Over 20 'exit' gaming giant Activision Blizzard after harassment accusations

Agence France-Presse

Posted at Oct 22 2021 12:43 PM

Employees of the video game company Activision Blizzard hold a walkout and protest rally to denounce the company’s response to a California Department of Fair Employment and Housing lawsuit and to call for changes in conditions for women and other marginalized groups, in Irvine, California, on July 28, 2021. David McNew, AFP/File 
Employees of the video game company Activision Blizzard hold a walkout and protest rally to denounce the company’s response to a California Department of Fair Employment and Housing lawsuit and to call for changes in conditions for women and other marginalized groups, in Irvine, California, on July 28, 2021. David McNew, AFP/File 

More than 20 employees of "Call of Duty" maker Activision Blizzard have "exited" the gaming giant, the company said in a staff email, following accusations of sexual harassment and discrimination against women.

In August, the California-based video game maker had promised a review of its practices following employee walk outs over management's initial dismissal of a state lawsuit that described a "pervasive frat boy workplace culture."

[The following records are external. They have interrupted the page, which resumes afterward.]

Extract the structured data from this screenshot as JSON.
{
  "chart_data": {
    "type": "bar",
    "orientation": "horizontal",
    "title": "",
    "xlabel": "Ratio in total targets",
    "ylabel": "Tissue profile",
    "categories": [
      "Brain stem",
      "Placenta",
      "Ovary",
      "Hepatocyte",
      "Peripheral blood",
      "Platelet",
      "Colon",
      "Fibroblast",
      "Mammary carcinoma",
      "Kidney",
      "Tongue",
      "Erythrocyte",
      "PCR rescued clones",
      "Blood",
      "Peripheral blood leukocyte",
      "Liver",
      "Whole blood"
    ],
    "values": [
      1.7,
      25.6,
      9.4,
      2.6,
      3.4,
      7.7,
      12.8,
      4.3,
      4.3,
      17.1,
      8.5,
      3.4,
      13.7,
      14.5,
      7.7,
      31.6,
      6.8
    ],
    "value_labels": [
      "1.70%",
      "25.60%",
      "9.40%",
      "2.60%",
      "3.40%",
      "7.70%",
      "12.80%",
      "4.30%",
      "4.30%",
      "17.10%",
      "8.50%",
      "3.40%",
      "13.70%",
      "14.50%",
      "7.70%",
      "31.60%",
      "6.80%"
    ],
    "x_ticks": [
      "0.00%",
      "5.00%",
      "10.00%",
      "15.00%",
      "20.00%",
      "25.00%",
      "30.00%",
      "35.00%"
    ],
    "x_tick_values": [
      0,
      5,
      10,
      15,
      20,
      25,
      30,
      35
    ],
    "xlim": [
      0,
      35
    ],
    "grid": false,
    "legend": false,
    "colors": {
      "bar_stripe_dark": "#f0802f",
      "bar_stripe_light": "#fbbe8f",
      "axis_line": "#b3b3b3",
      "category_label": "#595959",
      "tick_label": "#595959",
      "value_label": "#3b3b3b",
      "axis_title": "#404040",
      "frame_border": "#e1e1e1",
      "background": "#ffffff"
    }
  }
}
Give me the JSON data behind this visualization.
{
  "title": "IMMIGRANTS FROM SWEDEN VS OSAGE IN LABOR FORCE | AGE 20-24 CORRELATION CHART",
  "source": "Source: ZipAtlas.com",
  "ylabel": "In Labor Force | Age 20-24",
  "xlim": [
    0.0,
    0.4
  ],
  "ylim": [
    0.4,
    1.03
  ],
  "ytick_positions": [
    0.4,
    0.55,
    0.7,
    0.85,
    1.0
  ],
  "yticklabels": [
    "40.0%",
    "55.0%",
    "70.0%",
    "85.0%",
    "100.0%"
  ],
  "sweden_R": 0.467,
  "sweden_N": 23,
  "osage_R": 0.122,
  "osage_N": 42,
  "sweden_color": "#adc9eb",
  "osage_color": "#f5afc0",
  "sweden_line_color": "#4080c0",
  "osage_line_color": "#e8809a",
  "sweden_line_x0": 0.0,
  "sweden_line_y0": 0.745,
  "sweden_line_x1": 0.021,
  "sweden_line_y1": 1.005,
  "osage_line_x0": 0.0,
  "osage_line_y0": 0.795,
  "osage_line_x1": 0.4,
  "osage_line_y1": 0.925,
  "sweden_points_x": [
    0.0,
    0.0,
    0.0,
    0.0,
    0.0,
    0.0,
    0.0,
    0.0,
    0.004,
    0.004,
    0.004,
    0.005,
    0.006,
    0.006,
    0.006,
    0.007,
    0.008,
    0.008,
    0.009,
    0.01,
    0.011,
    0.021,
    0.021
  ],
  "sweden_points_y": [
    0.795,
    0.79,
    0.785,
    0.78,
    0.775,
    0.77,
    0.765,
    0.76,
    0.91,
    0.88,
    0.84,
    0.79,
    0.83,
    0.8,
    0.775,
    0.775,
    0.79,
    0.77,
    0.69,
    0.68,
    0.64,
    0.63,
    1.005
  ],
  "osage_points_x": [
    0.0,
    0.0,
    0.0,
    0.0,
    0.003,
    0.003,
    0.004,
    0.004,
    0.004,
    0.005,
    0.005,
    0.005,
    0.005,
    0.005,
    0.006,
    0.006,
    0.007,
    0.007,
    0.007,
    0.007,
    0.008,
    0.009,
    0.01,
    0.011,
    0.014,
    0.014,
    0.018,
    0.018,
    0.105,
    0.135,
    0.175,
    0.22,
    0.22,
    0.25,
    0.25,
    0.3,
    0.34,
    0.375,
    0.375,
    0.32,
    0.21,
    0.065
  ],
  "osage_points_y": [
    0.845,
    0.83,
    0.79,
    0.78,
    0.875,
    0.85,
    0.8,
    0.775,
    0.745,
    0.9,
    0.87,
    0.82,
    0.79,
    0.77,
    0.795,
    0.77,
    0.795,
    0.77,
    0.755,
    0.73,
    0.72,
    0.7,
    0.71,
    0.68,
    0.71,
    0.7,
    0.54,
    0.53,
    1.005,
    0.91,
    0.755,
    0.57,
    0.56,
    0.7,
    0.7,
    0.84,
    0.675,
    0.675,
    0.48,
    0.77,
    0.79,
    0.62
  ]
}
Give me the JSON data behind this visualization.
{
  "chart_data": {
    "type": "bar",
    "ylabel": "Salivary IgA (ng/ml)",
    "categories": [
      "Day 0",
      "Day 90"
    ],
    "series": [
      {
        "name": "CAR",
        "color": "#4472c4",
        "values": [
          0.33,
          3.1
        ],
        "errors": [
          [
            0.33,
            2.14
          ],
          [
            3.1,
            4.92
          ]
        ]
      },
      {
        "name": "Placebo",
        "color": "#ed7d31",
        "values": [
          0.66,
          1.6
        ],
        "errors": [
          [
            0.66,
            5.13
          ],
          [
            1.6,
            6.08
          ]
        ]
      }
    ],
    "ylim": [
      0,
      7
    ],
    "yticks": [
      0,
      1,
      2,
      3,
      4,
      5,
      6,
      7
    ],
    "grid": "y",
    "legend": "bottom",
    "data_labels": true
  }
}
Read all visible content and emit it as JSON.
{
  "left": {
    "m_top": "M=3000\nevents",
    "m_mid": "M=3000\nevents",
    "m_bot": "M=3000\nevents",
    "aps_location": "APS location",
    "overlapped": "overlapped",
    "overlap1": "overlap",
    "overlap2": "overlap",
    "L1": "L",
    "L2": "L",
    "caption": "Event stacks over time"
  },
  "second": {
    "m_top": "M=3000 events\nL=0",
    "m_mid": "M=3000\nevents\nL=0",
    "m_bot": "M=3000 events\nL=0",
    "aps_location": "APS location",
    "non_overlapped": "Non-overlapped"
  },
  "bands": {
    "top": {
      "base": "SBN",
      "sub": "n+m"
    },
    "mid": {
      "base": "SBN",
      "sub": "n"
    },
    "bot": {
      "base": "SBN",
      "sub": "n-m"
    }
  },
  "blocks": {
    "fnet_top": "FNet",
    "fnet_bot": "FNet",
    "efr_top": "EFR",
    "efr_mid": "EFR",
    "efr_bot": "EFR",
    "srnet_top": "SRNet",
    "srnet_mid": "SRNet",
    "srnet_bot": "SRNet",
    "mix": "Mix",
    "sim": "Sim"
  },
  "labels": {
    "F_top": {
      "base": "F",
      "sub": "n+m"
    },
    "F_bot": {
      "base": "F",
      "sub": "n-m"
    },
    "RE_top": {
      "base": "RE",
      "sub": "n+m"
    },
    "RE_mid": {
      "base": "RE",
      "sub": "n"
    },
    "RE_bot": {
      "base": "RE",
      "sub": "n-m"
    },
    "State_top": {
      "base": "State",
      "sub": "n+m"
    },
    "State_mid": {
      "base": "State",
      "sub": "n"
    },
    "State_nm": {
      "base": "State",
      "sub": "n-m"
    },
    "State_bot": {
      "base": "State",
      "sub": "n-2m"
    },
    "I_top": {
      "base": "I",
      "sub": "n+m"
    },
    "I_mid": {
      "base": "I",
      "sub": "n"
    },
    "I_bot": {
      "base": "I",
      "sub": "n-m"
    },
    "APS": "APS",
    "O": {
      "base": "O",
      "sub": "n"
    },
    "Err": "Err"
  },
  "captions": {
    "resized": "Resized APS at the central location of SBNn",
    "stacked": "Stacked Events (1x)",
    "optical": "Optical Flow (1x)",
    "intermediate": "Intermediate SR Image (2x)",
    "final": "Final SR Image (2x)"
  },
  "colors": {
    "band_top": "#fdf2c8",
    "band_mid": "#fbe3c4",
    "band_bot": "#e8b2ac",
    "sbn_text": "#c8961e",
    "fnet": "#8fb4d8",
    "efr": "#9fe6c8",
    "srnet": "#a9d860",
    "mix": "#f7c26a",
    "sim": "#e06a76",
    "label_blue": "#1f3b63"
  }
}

In an email sent to staff Tuesday, the company's chief compliance officer Fran Townsend said "more than 20 individuals have exited Activision Blizzard and more than 20 individuals faced other types of disciplinary action" over concerns reported both recently and a few years ago. 

The Financial Times reported Tuesday that more than 20 employees had been fired, including game developers and a few supervisors. 

Activision also said it would expand its compliance team as it fields an increasing number of complaints and aims "to build a more accountable workplace and culture."

Reports could be filed anonymously, the company said in the staff email, adding it would "not hesitate to terminate or discipline" anyone found violating its policies. 

Activision's latest shakeup comes amid growing complaints about the treatment of women in the gaming industry in recent years.

According to the ongoing lawsuit filed by the California Department of Fair Employment and Housing, women make up only about 20 percent of Activision's staff and "very few women ever reach top roles at the company."

In addition to reviewing workplace conditions, Activision has pledged to examine its depiction of women in its popular games.

The US Securities and Exchange Commission launched a separate, federal investigation last month into whether the company had properly disclosed harassment and discrimination claims to investors. 

That same month, Activision and the US Equal Employment Opportunity Commission (EEOC) reached an agreement over settling claims, with the company to pay $18 million into a compensation fund.